Feasibility and Utility of Artificial Intelligence (AI) / Machine Learning (ML) - Driven Advanced Intraoperative Visualization and Identification of Critical Anatomic Structures and Procedural Phases in Laparoscopic Cholecystectomy
The goal of this study is to evaluate the utility and efficacy of an artificial intelligence (AI) model at identifying structures and phases of surgery compared to traditional white light assessment by trained surgeons. Surgeons will perform the procedure in their standard practice, while the AI model analyzes data from the laparoscopic camera. Surgeons will be asked to audibly state when they identify structures and enter different phases of the surgical procedure. The AI will not alter the surgeon's view or be visible to the surgeon, and the surgeon will perform the procedure in the exact same fashion as they typically do.
• All patients age \> 18 years old who are planned for elective laparoscopic cholecystectomy; spoken command and literacy in the native language spoken at each participating center; ability to understand and follow study procedures; and having provided signed consent.
• Eligible patients will be screened and assigned as per risk calculator for difficulty of LC
• Diagnosis:
‣ All patients with clinical suspicion and diagnosis of symptomatic cholelithiasis or cholecystitis planned for cholecystectomy.
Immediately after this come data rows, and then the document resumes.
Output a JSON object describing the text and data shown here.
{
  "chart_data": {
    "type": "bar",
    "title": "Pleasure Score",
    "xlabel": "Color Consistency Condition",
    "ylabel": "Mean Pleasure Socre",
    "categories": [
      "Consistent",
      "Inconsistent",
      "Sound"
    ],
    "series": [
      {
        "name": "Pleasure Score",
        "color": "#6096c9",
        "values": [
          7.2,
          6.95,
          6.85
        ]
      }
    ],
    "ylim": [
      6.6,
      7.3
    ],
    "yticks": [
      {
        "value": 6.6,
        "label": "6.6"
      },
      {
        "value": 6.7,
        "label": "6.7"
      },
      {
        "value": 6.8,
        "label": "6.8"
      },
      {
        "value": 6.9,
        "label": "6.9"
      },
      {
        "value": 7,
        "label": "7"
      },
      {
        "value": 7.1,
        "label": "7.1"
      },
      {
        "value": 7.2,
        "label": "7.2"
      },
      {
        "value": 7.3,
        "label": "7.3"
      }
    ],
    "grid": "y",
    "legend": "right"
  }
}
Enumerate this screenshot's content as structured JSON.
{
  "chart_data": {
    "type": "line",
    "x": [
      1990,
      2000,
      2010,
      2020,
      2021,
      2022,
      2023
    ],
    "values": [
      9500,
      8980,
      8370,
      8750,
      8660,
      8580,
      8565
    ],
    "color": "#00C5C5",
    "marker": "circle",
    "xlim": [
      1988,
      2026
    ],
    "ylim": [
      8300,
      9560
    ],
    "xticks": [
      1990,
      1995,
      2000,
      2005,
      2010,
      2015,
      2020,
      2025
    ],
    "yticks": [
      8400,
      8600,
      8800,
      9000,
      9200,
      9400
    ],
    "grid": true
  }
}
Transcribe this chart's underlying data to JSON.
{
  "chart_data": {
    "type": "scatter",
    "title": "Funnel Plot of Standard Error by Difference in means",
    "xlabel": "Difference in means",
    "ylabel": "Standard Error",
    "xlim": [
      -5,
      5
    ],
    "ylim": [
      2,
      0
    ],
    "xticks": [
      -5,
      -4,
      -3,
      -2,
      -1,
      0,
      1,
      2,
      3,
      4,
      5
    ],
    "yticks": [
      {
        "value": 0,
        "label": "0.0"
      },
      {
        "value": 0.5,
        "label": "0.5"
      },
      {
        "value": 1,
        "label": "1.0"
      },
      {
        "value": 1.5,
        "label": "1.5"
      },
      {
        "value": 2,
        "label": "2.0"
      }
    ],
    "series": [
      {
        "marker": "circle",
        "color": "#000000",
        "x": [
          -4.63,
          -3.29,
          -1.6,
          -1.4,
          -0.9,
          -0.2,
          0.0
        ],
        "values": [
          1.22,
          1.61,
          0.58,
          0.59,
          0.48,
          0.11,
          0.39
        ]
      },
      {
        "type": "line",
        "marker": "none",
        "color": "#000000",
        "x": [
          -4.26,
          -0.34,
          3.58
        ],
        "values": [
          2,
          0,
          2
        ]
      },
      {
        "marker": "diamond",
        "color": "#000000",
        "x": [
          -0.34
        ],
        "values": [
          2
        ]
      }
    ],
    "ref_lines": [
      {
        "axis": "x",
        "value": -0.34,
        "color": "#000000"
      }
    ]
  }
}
⁃ Typical imaging as per standard workup findings including US, CT and/or MRI. Plain radiographs and contrast imaging may be obtained by referring physicians and are helpful for confirming the clinical diagnosis.
• Prior therapy:
• o Patients with prior surgery are eligible for enrollment.
• Laboratory:
‣ Hemoglobin \> 9 g/dL
⁃ Platelet count ≥75,000/µL (may receive transfusions)
⁃ Normal prothrombin time (PT), partial thromboplastin time (PTT) and international normalized ratio (INR) \< 1.5 x upper limit of normal (including patients on prophylactic anticoagulation)
⁃ Liver Function Test
⁃ Renal function: Age-adjusted normal serum creatinine
⁃ Adequate pulmonary function: Defined as no dyspnea at rest, and a pulse oximetry \>94% on room air if there is any clinical indication for determination.